The binary hub scores of each node.

Type:

torch.Tensor

scatter_score_

The binary scatter scores of each node, i.e., the “outlier” scores in the original paper.

Type:

torch.Tensor

fit(data, label=None)[source]

Fit detector with training data.

Parameters:
  • data (torch_geometric.data.Data) – The training graph.

  • label (torch.Tensor, optional) – The optional outlier ground truth labels used to monitor the training progress. They are not used to optimize the unsupervised model. Default: None.

Returns:

self – Fitted detector.

Return type:

object

predict(data=None, label=None, return_pred=True, return_score=False, return_prob=False, prob_method='linear', return_conf=False)

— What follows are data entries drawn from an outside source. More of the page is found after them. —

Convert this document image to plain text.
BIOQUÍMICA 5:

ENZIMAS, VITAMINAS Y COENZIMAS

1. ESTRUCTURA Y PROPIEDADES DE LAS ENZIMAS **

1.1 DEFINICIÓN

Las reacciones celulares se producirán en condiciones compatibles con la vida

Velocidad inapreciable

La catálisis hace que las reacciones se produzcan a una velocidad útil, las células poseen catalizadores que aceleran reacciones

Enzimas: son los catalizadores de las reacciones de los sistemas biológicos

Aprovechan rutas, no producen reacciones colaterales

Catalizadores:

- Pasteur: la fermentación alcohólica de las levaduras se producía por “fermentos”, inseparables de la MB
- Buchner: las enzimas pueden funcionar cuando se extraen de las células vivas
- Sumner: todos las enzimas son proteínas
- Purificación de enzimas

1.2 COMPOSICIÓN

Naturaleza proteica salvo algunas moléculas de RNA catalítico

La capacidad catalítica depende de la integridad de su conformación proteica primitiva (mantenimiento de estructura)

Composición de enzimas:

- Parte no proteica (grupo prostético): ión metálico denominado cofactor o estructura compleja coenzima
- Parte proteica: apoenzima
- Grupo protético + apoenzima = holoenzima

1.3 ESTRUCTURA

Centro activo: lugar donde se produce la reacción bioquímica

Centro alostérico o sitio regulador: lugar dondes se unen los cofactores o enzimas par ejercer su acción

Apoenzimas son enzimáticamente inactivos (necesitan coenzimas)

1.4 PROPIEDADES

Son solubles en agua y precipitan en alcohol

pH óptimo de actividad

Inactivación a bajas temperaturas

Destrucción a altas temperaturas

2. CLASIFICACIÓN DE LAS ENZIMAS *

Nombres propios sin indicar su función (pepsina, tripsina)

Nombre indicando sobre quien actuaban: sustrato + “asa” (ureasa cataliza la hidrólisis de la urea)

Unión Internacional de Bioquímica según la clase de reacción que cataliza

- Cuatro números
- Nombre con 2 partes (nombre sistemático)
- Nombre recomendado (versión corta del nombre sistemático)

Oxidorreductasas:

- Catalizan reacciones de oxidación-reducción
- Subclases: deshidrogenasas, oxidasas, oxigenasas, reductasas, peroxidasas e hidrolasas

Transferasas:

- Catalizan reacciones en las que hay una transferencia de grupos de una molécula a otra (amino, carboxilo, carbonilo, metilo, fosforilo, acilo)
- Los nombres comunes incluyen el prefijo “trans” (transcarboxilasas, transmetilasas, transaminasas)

Prediction for testing data using the fitted detector. Return predicted labels by default.

Parameters:
  • data (torch_geometric.data.Data, optional) – The testing graph. If None, the training data is used. Default: None.

  • label (torch.Tensor, optional) – The optional outlier ground truth labels used for testing. Default: None.

  • return_pred (bool, optional) – Whether to return the predicted binary labels. The labels are determined by the outlier contamination on the raw outlier scores. Default: True.

  • return_score (bool, optional) – Whether to return the raw outlier scores. Default: False.

  • return_prob (bool, optional) – Whether to return the outlier probabilities. Default: False.

  • prob_method (str, optional) –

    The method to convert the outlier scores to probabilities. Two approaches are possible:

    1. 'linear': simply use min-max conversion to linearly transform the outlier scores into the range of [0,1]. The model must be fitted first.

    2. 'unify': use unifying scores, see [KKSZ11].

    Default: 'linear'.

  • return_conf (boolean, optional) – Whether to return the model’s confidence in making the same prediction under slightly different training sets. See [PVD20]. Default: False.

Returns:

  • pred (torch.Tensor) – The predicted binary outlier labels of shape \(N\). 0 stands for inliers and 1 for outliers. Only available when return_label=True.

  • score (torch.Tensor) – The raw outlier scores of shape \(N\). Only available when return_score=True.

  • prob (torch.Tensor) – The outlier probabilities of shape \(N\). Only available when return_prob=True.

  • conf (torch.Tensor) – The prediction confidence of shape \(N\). Only available when return_conf=True.